Binlerce yıldır “devlet kurmuş, çoğunluğu şehir ve kasaba hayatında silahı, ayaklanmayı düşünmeyen” bu şerefli halkın bu şekilde silinip yok olacağı günü bekleyenlerin anlamadığı bir başka şey, Türk kültüründe var olan millet ve tarih şuuruyla her zaman bir çözüm üretebilir, çabasını derinleştirir. “Bazen ölümler dirilişin habercisidir.”
Altınköprü‘de katledilenler 300 milyon Türklüğün şehididir. Her Türk onları ve diğer acı çeken can veren milletinin bu mazlumlarını unutmayacak, onların mücadelesini gerçekleştirecek, ne kadar Saddam ve uşşakları, “Büyük güçlerin” görmezlikleri ve kural tanımayan “insanlık dışı kalabalıkların” hesabını görecektir.

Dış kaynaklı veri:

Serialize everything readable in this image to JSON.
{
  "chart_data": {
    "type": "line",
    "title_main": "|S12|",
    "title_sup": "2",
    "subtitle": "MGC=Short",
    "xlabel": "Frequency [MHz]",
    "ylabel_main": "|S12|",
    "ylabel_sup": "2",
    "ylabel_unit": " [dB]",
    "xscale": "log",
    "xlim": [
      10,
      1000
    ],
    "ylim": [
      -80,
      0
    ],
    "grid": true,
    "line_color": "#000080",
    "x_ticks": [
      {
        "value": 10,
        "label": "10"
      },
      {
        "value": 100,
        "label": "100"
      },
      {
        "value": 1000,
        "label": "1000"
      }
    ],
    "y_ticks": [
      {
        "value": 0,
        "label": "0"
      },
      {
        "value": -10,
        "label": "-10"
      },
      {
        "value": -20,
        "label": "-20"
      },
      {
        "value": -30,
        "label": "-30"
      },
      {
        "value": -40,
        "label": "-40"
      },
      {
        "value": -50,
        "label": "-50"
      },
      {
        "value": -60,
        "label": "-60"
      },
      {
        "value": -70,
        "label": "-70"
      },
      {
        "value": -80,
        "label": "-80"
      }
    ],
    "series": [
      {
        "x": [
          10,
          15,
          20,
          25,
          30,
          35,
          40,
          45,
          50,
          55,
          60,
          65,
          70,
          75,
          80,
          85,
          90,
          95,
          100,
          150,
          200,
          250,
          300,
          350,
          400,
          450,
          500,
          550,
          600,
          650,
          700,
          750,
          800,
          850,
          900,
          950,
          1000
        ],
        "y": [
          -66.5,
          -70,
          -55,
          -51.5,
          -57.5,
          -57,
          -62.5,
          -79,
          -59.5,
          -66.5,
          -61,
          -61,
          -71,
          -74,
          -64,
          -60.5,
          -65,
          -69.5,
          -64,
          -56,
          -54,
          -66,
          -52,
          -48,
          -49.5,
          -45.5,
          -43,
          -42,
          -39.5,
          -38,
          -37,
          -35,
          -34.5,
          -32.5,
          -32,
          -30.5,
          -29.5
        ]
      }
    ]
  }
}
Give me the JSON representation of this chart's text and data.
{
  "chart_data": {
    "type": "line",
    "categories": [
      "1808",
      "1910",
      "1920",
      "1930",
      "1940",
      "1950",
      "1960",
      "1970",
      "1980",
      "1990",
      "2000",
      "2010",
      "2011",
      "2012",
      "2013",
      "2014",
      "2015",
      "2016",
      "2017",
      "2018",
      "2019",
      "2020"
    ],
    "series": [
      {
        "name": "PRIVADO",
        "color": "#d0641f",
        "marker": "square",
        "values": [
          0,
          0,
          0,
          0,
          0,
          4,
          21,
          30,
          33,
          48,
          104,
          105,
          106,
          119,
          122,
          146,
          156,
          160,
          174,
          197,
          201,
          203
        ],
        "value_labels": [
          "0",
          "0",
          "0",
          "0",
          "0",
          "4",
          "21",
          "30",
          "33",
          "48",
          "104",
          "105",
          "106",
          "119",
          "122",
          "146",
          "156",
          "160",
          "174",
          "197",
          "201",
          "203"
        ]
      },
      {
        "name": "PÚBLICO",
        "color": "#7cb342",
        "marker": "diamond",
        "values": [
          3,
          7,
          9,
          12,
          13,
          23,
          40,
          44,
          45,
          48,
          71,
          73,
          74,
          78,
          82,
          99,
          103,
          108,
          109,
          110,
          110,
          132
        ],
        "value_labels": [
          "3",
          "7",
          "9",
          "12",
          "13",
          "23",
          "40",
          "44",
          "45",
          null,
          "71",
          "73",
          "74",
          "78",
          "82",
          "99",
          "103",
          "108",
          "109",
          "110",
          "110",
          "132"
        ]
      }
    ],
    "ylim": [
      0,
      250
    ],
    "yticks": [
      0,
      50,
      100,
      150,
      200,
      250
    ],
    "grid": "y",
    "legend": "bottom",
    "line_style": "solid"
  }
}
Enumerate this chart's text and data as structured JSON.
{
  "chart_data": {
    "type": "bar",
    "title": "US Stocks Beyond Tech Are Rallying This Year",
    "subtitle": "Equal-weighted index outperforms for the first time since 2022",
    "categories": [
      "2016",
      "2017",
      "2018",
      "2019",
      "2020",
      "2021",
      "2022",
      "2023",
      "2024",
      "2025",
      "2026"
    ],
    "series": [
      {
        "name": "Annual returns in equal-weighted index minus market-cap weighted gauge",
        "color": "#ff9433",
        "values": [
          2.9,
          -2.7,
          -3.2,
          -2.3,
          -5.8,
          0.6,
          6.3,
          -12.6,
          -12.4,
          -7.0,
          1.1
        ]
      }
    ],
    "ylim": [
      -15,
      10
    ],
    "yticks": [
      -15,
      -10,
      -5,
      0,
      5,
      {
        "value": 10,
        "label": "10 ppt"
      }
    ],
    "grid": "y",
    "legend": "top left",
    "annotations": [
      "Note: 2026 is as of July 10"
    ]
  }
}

Kerkük halkı böyle bir durumda çareyi kuzey bölgelerine Altunköprü, Erbil ve Süleymeniye’ye kaçmakta bulmuş ve arkalarında Irak ordusu, ceylanın peşindeki vahşi sırtlanlar örneği kovalıyor; askeri güçler ve destekçileri de hızlı bir şekilde kuzeye doğru ilerliyor; yolları üstünde, Kerkük ile Erbil şehirleri arasında bulunan, şirin ve büyük bir Türk kasabası olan, Altınköprü’de, Tuzhurmatu’da, Dakuk, Leylan, Tezehurmatu ve Kerkük’te yaptıklarından daha ileri gitmiş, yine yüzlerce masum Türk’ü; kadın, çocuk, yaşlı,genç, erkek, özürlü insanlar, hamile kadın demeden katletmişlerdir. Evler, ev araları, sokaklar ölüm çağırıyor, gerekçeleri: “Ayaklandınız.”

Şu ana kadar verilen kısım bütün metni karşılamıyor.